BayWa r.e., Statkraft team up for Spanish subsidy-free solar successor

Aug 29, 2019 07:27 PM ET
BayWa r.e., Statkraft team up for Spanish subsidy-free solar successor
Image: BayWa r.e.
Two sponsors of one of Spain’s iconic subsidy-free plants have sealed a deal to deploy a smaller successor in the same area, planned again without support from government money.

Norwegian firm Statkraft will be the offtaker for Don Rodrigo 2, a new 50MWp zero-subsidy plant BayWa r.e. is already building near its 175MWp forerunner in Spain’s Seville province.

The successor – under development near the town of Alcalá de Guadaira – should have wrapped up construction by the end of 2019, both firms explained in a statement this week.

Once operational at its 162-hectare site, Don Rodrigo 2 will generate 100GWh in solar power and cover the electricity needs of around 30,000 households, the firms added.

For BayWa r.e., the latest ground-breaking comes less than a year after Don Rodrigo was completed.

“Solar power has truly come of age,” said Dr Benedikt Ortmann, managing director and head of solar projects at BayWa r.e., in this week's statement.

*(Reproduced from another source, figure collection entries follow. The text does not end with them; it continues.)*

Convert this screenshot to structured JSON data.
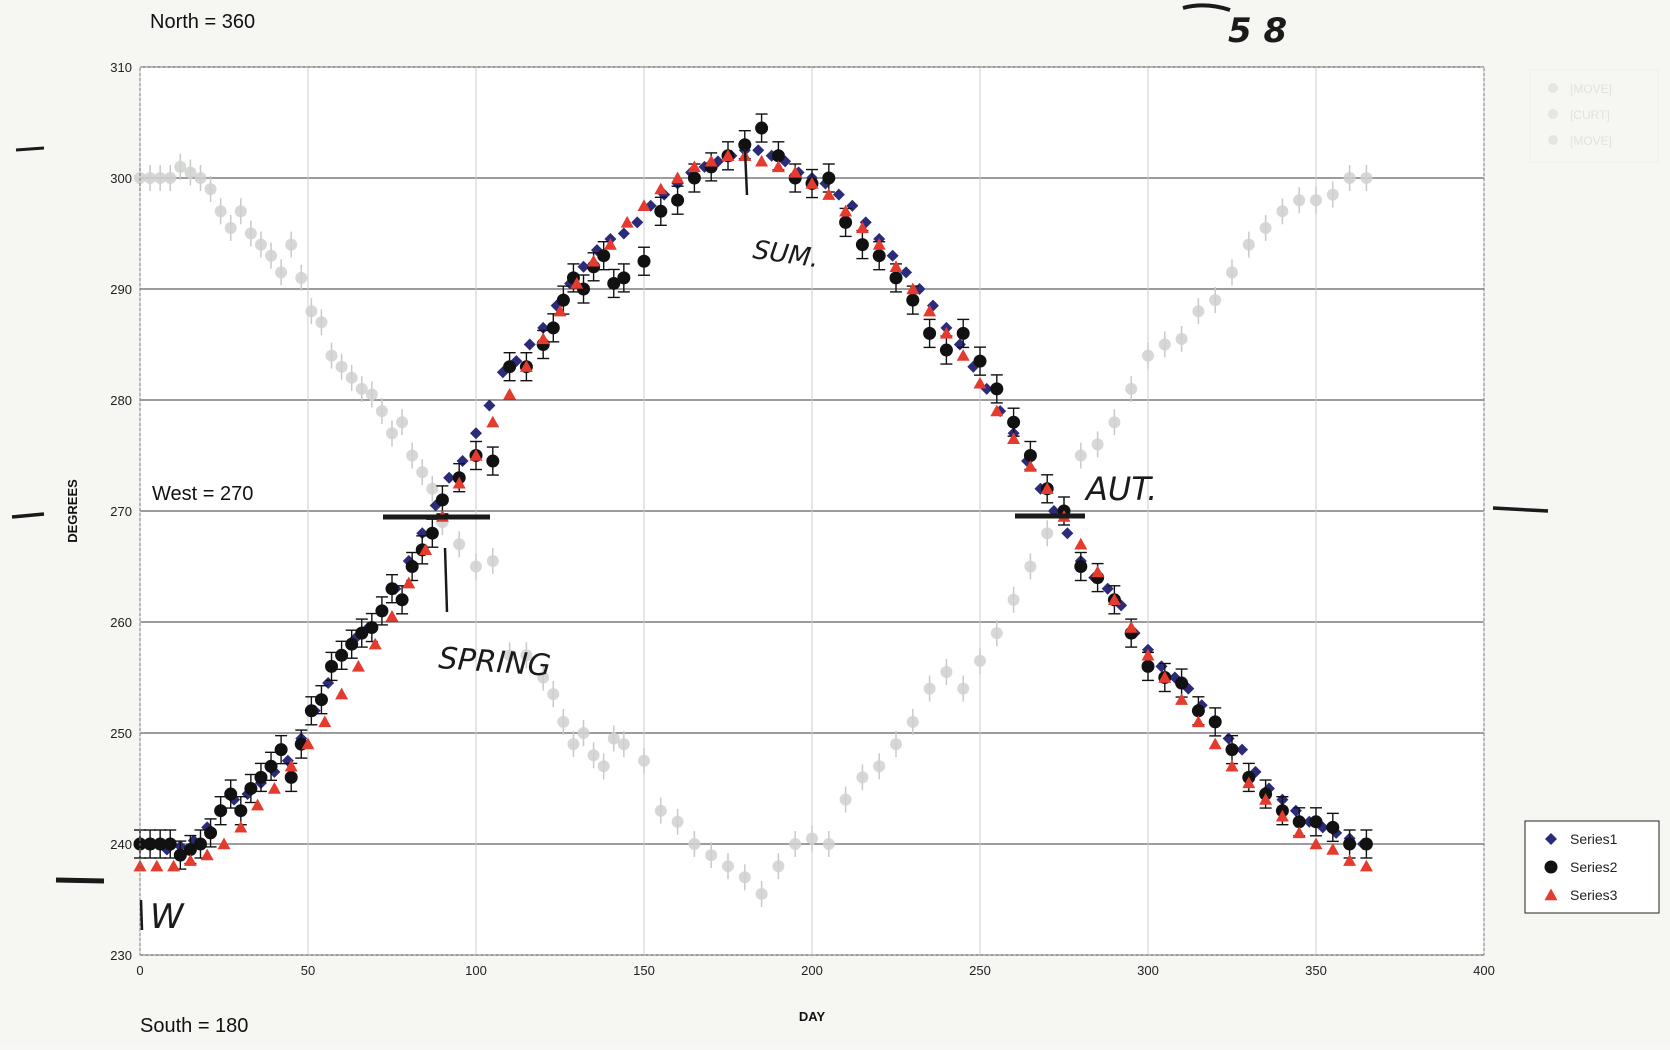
{
  "chart_data": {
    "type": "scatter",
    "title": "",
    "xlabel": "DAY",
    "ylabel": "DEGREES",
    "xlim": [
      0,
      400
    ],
    "ylim": [
      230,
      310
    ],
    "x_ticks": [
      0,
      50,
      100,
      150,
      200,
      250,
      300,
      350,
      400
    ],
    "y_ticks": [
      230,
      240,
      250,
      260,
      270,
      280,
      290,
      300,
      310
    ],
    "grid": true,
    "legend_position": "bottom-right",
    "direction_labels": {
      "north": "North = 360",
      "west": "West = 270",
      "south": "South = 180"
    },
    "annotations": {
      "spring": "SPRING",
      "summer": "SUM.",
      "autumn": "AUT.",
      "winter": "W",
      "corner": "5 8"
    },
    "series": [
      {
        "name": "Series1",
        "marker": "diamond",
        "color": "#2b2b7a",
        "x": [
          0,
          4,
          8,
          12,
          16,
          20,
          24,
          28,
          32,
          36,
          40,
          44,
          48,
          52,
          56,
          60,
          64,
          68,
          72,
          76,
          80,
          84,
          88,
          92,
          96,
          100,
          104,
          108,
          112,
          116,
          120,
          124,
          128,
          132,
          136,
          140,
          144,
          148,
          152,
          156,
          160,
          164,
          168,
          172,
          176,
          180,
          184,
          188,
          192,
          196,
          200,
          204,
          208,
          212,
          216,
          220,
          224,
          228,
          232,
          236,
          240,
          244,
          248,
          252,
          256,
          260,
          264,
          268,
          272,
          276,
          280,
          284,
          288,
          292,
          296,
          300,
          304,
          308,
          312,
          316,
          320,
          324,
          328,
          332,
          336,
          340,
          344,
          348,
          352,
          356,
          360,
          364
        ],
        "values": [
          240,
          240,
          239.5,
          239.8,
          240.3,
          241.5,
          243,
          244,
          244.5,
          245.5,
          246.5,
          247.5,
          249.5,
          252,
          254.5,
          257,
          258.5,
          259.5,
          261,
          263,
          265.5,
          268,
          270.5,
          273,
          274.5,
          277,
          279.5,
          282.5,
          283.5,
          285,
          286.5,
          288.5,
          290.5,
          292,
          293.5,
          294.5,
          295,
          296,
          297.5,
          298.5,
          299.5,
          300.5,
          301,
          301.5,
          302,
          302.5,
          302.5,
          302,
          301.5,
          300.5,
          300,
          299.5,
          298.5,
          297.5,
          296,
          294.5,
          293,
          291.5,
          290,
          288.5,
          286.5,
          285,
          283,
          281,
          279,
          277,
          274.5,
          272,
          270,
          268,
          265.5,
          264,
          263,
          261.5,
          259,
          257.5,
          256,
          255,
          254,
          252.5,
          251,
          249.5,
          248.5,
          246.5,
          245,
          244,
          243,
          242,
          241.5,
          241,
          240.5,
          240
        ]
      },
      {
        "name": "Series2",
        "marker": "circle",
        "color": "#111111",
        "x": [
          0,
          3,
          6,
          9,
          12,
          15,
          18,
          21,
          24,
          27,
          30,
          33,
          36,
          39,
          42,
          45,
          48,
          51,
          54,
          57,
          60,
          63,
          66,
          69,
          72,
          75,
          78,
          81,
          84,
          87,
          90,
          95,
          100,
          105,
          110,
          115,
          120,
          123,
          126,
          129,
          132,
          135,
          138,
          141,
          144,
          150,
          155,
          160,
          165,
          170,
          175,
          180,
          185,
          190,
          195,
          200,
          205,
          210,
          215,
          220,
          225,
          230,
          235,
          240,
          245,
          250,
          255,
          260,
          265,
          270,
          275,
          280,
          285,
          290,
          295,
          300,
          305,
          310,
          315,
          320,
          325,
          330,
          335,
          340,
          345,
          350,
          355,
          360,
          365
        ],
        "values": [
          240,
          240,
          240,
          240,
          239,
          239.5,
          240,
          241,
          243,
          244.5,
          243,
          245,
          246,
          247,
          248.5,
          246,
          249,
          252,
          253,
          256,
          257,
          258,
          259,
          259.5,
          261,
          263,
          262,
          265,
          266.5,
          268,
          271,
          273,
          275,
          274.5,
          283,
          283,
          285,
          286.5,
          289,
          291,
          290,
          292,
          293,
          290.5,
          291,
          292.5,
          297,
          298,
          300,
          301,
          302,
          303,
          304.5,
          302,
          300,
          299.5,
          300,
          296,
          294,
          293,
          291,
          289,
          286,
          284.5,
          286,
          283.5,
          281,
          278,
          275,
          272,
          270,
          265,
          264,
          262,
          259,
          256,
          255,
          254.5,
          252,
          251,
          248.5,
          246,
          244.5,
          243,
          242,
          242,
          241.5,
          240,
          240
        ]
      },
      {
        "name": "Series3",
        "marker": "triangle",
        "color": "#e53b2f",
        "x": [
          0,
          5,
          10,
          15,
          20,
          25,
          30,
          35,
          40,
          45,
          50,
          55,
          60,
          65,
          70,
          75,
          80,
          85,
          90,
          95,
          100,
          105,
          110,
          115,
          120,
          125,
          130,
          135,
          140,
          145,
          150,
          155,
          160,
          165,
          170,
          175,
          180,
          185,
          190,
          195,
          200,
          205,
          210,
          215,
          220,
          225,
          230,
          235,
          240,
          245,
          250,
          255,
          260,
          265,
          270,
          275,
          280,
          285,
          290,
          295,
          300,
          305,
          310,
          315,
          320,
          325,
          330,
          335,
          340,
          345,
          350,
          355,
          360,
          365
        ],
        "values": [
          238,
          238,
          238,
          238.5,
          239,
          240,
          241.5,
          243.5,
          245,
          247,
          249,
          251,
          253.5,
          256,
          258,
          260.5,
          263.5,
          266.5,
          269.5,
          272.5,
          275,
          278,
          280.5,
          283,
          285.5,
          288,
          290.5,
          292.5,
          294,
          296,
          297.5,
          299,
          300,
          301,
          301.5,
          302,
          302,
          301.5,
          301,
          300.5,
          299.5,
          298.5,
          297,
          295.5,
          294,
          292,
          290,
          288,
          286,
          284,
          281.5,
          279,
          276.5,
          274,
          272,
          269.5,
          267,
          264.5,
          262,
          259.5,
          257,
          255,
          253,
          251,
          249,
          247,
          245.5,
          244,
          242.5,
          241,
          240,
          239.5,
          238.5,
          238
        ]
      }
    ]
  },
  "ghost_legend": {
    "entries": [
      "[MOVE]",
      "[CURT]",
      "[MOVE]"
    ]
  }
}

"This is just the beginning," Ortmann added. “We are proactively looking for other projects and developers to work with in Spain and Portugal.” 

The new rules of the subsidy-free game

Contacted today by PV Tech, the project’s promoters had not shed light on the modules Don Rodrigo 2 will feature by the time this article was published.

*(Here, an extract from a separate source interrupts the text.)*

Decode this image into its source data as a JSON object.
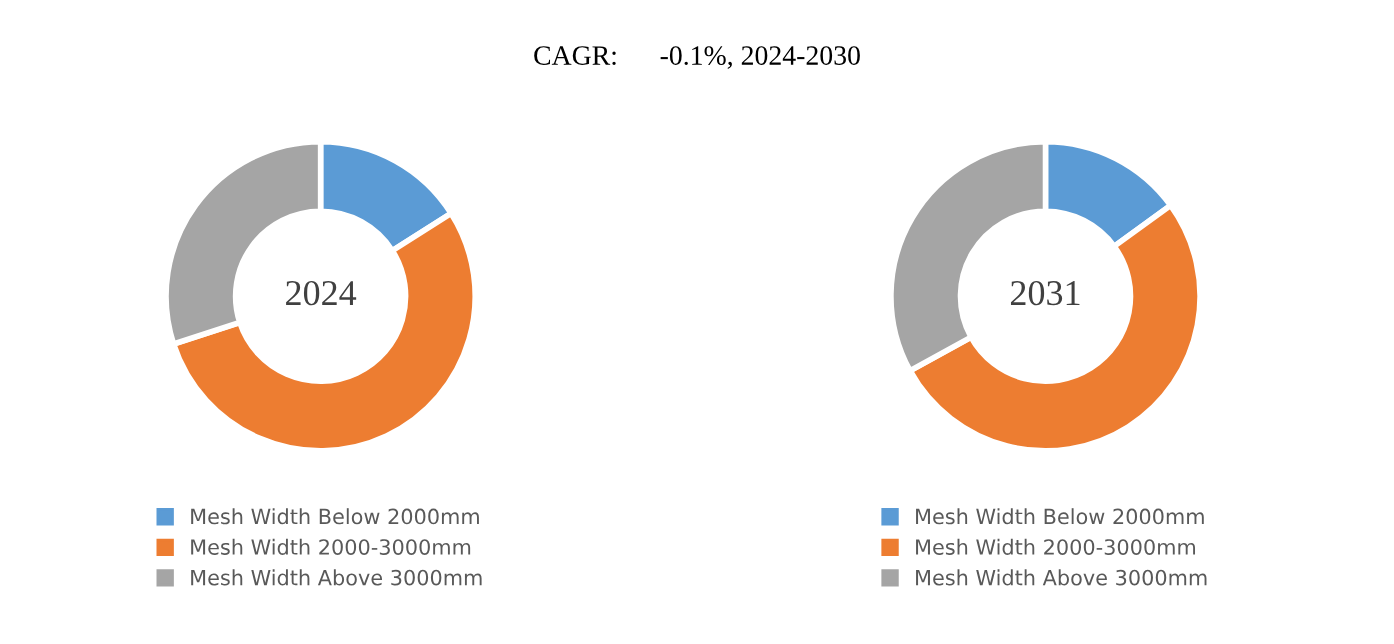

The terms of the 12-year power purchase agreement (PPA) struck between BayWa r.e. and Statkraft BayWa r.e. for the new plant also remain unknown.

As PV Tech learned while preparing a feature earlier in 2019, the 15-year PPA of predecessor Don Rodrigo was split into a five-year fixed-price period and a subsequent 10-year discount-to-market phase.

The subsidy-free project is the latest of a budding pipeline in Spain, which has gone from European symbol of policy u-turns to the continent’s zero-subsidy hotspot in a matter of years.

Some are venturing one step further and designing fully merchant solar projects, with one such scheme – Renovalia’s 79.2MW pipeline – recently bagging support from top Spanish banks.

The zero-subsidy milestones are being accompanied by growing industry attention on merchant risks and opportunities, increasingly prominent as PPAs become shorter.

At an Intersolar 2019 session attended by PV Tech, Sean Maguire, commercial VP for European PV and wind at Statkraft, explained his firm is amongst those eyeing greater merchant exposure.

“Will merchant solar become the norm? We don’t believe so,” he commented. “But as portfolios grow and subsidies start to fall away, funds and investors may start to look into owning around 20-30% of their portfolios on a merchant basis.”